L’intelligence artificielle fait énormément parler d’elle depuis plusieurs mois. Notamment avec l’arrivée de ChatGPT. Ou encore avec la venue de Bard pour Google. Il n’existe presque pas une journée où de nombreux articles relatent les dernières avancées de cette technologie.
Si certains essayent de comprendre ce qu’il se passe sous le capot de la machine, d’autres essaient de mieux comprendre ce qui se passe dans les esprits des inventeurs ou des développeurs de l’intelligence artificielle.
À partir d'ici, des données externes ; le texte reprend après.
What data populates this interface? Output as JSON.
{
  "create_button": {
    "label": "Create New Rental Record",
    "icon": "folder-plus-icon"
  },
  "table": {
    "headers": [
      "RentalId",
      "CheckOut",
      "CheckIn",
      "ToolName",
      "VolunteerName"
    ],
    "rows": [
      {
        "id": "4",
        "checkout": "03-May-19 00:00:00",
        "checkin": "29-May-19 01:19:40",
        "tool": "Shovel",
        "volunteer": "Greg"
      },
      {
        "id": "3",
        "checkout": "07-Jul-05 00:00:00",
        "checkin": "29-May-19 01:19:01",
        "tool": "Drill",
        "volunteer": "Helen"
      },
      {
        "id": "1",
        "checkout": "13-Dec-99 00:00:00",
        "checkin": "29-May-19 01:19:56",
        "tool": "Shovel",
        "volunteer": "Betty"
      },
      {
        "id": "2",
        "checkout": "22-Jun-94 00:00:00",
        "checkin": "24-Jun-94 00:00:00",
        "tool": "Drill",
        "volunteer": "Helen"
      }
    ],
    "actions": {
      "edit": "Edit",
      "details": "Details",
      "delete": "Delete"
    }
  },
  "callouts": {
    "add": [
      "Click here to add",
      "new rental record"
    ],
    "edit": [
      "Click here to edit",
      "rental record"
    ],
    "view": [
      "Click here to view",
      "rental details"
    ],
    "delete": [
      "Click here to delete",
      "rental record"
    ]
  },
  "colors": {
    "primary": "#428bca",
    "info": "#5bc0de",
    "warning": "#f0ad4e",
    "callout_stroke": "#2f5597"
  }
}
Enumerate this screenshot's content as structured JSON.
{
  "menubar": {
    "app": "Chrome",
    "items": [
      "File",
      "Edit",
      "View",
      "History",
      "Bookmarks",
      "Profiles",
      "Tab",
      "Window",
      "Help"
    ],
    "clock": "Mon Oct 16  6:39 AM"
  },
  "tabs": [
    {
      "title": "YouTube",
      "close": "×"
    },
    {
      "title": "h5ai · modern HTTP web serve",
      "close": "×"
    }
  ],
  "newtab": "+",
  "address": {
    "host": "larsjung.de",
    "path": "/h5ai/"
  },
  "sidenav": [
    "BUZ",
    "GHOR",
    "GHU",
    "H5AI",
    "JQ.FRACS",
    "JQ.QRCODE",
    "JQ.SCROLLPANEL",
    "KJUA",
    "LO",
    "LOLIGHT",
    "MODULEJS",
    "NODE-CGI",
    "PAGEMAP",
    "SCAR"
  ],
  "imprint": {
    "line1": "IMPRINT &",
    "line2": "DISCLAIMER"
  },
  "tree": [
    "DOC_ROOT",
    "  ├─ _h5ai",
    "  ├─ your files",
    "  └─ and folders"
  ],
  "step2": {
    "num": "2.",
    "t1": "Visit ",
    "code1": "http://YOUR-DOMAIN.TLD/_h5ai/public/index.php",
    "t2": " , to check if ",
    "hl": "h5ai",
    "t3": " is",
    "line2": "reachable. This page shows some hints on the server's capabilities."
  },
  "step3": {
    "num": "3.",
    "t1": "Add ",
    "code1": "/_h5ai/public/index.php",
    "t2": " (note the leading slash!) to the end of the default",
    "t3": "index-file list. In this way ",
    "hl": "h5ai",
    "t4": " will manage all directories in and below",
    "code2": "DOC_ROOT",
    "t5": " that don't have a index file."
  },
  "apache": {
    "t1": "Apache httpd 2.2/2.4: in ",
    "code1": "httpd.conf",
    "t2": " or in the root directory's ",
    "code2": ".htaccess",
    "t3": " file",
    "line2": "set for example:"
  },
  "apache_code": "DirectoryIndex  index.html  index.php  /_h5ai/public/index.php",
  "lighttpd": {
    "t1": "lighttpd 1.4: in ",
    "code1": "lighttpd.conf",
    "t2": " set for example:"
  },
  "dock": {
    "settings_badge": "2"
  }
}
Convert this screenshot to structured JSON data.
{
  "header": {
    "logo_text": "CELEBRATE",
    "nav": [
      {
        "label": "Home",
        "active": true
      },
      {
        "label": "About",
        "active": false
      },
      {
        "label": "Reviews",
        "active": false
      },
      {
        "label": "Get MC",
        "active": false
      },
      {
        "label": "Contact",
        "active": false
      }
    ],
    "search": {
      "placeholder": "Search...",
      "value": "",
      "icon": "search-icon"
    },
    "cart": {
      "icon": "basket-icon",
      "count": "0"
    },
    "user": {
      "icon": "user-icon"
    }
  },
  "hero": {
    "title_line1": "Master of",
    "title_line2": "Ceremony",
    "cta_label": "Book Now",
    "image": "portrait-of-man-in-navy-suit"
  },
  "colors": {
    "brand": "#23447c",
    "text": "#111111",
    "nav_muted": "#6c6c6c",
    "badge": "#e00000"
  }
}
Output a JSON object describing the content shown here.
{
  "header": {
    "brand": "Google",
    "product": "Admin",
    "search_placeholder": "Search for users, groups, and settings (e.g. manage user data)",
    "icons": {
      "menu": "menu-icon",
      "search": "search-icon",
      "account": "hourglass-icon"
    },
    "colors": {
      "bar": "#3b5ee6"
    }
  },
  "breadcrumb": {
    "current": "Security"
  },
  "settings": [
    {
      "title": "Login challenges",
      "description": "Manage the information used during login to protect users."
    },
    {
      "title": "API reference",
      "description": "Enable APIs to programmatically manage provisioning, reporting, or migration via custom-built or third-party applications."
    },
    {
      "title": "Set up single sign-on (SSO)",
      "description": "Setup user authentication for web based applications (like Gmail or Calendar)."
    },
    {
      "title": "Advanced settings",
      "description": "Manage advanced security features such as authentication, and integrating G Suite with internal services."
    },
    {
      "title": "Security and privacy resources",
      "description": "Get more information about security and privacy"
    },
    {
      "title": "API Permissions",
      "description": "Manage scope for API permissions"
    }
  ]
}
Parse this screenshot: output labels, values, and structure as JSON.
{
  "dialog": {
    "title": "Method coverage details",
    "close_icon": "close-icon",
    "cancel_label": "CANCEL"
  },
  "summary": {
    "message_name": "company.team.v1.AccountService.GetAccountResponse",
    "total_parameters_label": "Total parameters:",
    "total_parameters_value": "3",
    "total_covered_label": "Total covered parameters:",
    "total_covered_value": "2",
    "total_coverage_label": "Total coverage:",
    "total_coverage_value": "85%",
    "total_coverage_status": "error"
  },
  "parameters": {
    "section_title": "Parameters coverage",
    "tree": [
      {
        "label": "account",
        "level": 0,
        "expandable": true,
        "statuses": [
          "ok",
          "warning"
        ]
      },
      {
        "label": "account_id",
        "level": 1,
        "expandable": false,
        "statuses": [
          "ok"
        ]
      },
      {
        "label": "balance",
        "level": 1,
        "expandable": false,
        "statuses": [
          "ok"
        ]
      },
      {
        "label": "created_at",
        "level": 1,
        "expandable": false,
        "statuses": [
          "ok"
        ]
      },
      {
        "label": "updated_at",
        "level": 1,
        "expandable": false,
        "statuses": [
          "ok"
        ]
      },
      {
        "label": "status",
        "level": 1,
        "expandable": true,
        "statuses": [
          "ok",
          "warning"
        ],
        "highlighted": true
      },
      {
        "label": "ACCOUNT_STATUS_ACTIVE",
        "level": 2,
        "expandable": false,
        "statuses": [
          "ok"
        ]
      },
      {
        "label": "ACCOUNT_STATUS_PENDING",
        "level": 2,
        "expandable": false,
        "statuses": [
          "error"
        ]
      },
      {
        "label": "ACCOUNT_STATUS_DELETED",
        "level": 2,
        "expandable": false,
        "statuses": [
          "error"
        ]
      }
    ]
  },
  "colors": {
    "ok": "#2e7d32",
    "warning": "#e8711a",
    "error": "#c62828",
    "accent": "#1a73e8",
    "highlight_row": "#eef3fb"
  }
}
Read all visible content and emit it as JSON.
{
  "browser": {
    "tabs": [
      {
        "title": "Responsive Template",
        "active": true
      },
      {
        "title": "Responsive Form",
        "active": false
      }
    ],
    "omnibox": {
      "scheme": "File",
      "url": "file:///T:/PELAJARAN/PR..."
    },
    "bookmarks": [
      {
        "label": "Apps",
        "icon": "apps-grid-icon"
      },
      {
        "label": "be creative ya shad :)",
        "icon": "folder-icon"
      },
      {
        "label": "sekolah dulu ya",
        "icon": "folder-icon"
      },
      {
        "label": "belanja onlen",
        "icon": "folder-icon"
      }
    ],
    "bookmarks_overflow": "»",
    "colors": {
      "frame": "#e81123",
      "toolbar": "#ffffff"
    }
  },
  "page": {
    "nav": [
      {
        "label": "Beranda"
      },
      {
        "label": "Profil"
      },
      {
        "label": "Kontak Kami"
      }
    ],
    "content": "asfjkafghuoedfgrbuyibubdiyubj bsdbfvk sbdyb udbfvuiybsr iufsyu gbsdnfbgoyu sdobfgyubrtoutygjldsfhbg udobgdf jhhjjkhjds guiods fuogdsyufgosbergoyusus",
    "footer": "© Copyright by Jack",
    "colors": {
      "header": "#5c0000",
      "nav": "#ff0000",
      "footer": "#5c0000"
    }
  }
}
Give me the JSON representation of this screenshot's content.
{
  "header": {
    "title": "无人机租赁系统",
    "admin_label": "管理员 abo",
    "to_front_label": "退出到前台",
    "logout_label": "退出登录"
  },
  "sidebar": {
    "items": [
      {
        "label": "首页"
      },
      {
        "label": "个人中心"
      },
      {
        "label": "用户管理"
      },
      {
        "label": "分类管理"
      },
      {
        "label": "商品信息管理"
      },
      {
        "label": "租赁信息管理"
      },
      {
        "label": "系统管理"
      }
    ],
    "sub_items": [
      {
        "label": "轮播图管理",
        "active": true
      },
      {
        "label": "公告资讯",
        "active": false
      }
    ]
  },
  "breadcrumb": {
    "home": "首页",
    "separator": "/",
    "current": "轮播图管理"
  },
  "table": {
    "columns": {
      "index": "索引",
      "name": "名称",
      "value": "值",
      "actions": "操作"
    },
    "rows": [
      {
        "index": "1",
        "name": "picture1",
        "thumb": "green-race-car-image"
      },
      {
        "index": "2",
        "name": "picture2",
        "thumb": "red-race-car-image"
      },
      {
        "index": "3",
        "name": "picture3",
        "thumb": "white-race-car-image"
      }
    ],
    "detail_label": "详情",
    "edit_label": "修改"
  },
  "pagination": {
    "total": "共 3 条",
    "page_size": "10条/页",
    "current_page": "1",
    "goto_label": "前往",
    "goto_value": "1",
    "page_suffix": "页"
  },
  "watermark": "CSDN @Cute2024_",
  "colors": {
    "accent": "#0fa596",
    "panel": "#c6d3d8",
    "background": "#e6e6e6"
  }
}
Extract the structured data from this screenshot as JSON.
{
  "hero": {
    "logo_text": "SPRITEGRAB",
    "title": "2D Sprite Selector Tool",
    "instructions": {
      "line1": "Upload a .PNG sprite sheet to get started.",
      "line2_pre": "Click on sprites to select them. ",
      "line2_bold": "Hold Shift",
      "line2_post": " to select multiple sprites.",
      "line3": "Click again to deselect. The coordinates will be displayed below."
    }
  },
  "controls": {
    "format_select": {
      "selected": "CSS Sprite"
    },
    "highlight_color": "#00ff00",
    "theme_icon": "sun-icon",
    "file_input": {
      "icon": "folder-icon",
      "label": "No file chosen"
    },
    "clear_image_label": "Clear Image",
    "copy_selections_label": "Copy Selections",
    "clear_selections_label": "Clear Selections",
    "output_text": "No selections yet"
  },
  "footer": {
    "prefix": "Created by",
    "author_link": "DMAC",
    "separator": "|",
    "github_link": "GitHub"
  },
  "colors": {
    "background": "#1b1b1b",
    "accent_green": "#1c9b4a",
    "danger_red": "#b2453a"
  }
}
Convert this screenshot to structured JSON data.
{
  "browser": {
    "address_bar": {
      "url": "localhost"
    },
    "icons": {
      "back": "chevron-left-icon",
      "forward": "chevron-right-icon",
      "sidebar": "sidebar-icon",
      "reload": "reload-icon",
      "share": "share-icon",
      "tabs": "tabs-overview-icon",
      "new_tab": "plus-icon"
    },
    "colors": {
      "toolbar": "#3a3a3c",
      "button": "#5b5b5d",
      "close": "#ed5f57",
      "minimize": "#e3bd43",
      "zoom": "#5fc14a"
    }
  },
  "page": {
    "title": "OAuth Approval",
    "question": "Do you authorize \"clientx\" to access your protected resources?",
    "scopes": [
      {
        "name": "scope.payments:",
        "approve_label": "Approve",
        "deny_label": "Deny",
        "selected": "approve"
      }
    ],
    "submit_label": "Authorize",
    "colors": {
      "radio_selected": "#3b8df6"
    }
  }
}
Dans ce cadre, certains expliquent que les inventeurs de l’intelligence artificielle, ou ceux qui la développent, peuvent avoir dans certains cas des accents transhumanistes ou long-termistes.
Rappelons que le transhumanisme prône l’usage des sciences et des techniques afin d’améliorer la condition humaine par l’augmentation des capacités physiques et mentales et de supprimer le vieillissement et la mort. Les transhumanistes croient que les progrès scientifiques et technologiques permettront de transcender les limites biologiques actuelles et de créer une nouvelle forme d’être humain, le post-humain.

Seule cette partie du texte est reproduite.